Personal information
- Born: 3 June 1965 (age 61) Leipzig, East Germany
- Height: 1.56 m (5 ft 1 in)

Gymnastics career
- Country represented: Germany;
- Former countries represented: East Germany
- Club: Sportclub Deutsche Hochschule für Körperkultur Leipzig; Sportverein Deilinghofen
- Eponymous skills: Tippelt D (0.4) (Parallel bars): Moy piked with straddle backward to handstand
- Retired: yes
- Medal record
Representing East Germany
Olympic Games
| Silver medal – second place | 1988 Seoul | Team |
| Bronze medal – third place | 1988 Seoul | Parallel bars |
| Bronze medal – third place | 1988 Seoul | Rings |
World Championships
| Silver medal – second place | 1989 Stuttgart | Team |
| Bronze medal – third place | 1985 Montreal | Team |
| Bronze medal – third place | 1987 Rotterdam | Team |
| Bronze medal – third place | 1987 Rotterdam | Parallel bars |

= Sven Tippelt =

East German gymnast

Sven Tippelt (born 3 June 1965) is a retired German gymnast.
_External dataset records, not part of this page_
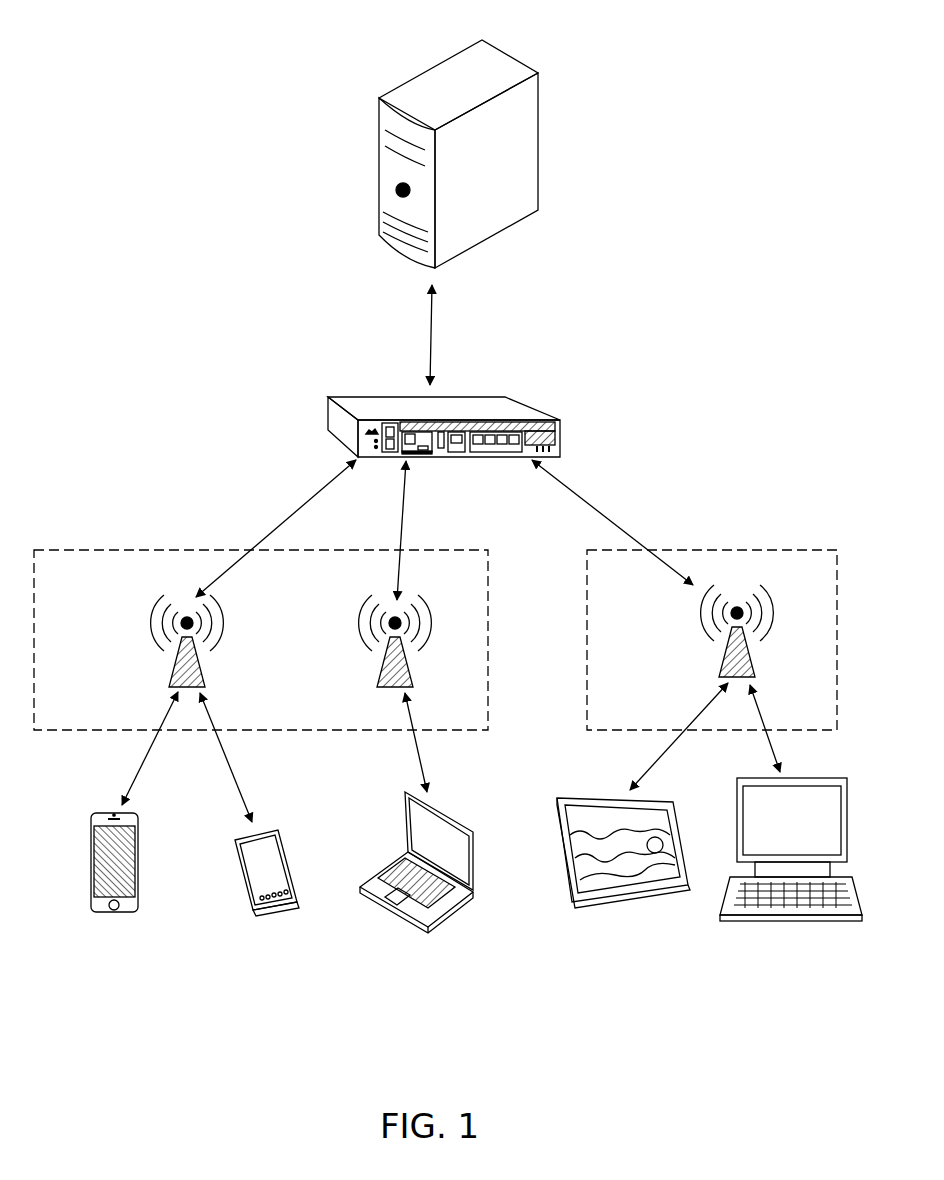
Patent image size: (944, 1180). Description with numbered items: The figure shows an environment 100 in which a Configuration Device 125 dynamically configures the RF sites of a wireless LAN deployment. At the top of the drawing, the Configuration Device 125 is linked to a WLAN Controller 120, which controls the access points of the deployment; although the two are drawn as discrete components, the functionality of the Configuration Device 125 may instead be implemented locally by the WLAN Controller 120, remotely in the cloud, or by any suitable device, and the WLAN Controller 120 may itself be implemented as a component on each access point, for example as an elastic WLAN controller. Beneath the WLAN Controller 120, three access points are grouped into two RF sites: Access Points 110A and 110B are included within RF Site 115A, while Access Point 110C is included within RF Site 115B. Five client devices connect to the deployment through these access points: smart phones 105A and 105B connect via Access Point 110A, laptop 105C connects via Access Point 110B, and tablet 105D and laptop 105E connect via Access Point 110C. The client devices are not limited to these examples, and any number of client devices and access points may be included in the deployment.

The environment 100 is at (203, 56).
The Configuration Device 125 is at (379, 160).
The WLAN Controller 120 is at (328, 412).
The RF Site 115A is at (152, 548).
The RF Site 115B is at (731, 548).
The Access Point 110A is at (170, 672).
The Access Point 110B is at (380, 672).
The Access Point 110C is at (722, 662).
The smart phone 105A is at (114, 912).
The smart phone 105B is at (270, 912).
The laptop 105C is at (415, 920).
The tablet 105D is at (613, 900).
The laptop 105E is at (790, 922).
He competed at the 1988 and 1992 Summer Olympics, finishing in second and fourth place with the East German team, respectively. Individually he won bronze medals on rings and parallel bars in 1988. He won one silver and three bronze medals at the world championships in 1985, 1987 and 1989.

After retiring from competitions he completed his physical education studies in Leipzig via distance learning, with a thesis in biomechanics. Instead of pursuing a coaching career, he became a physiotherapist and now works at a rehabilitation clinic in Bad Salzuflen.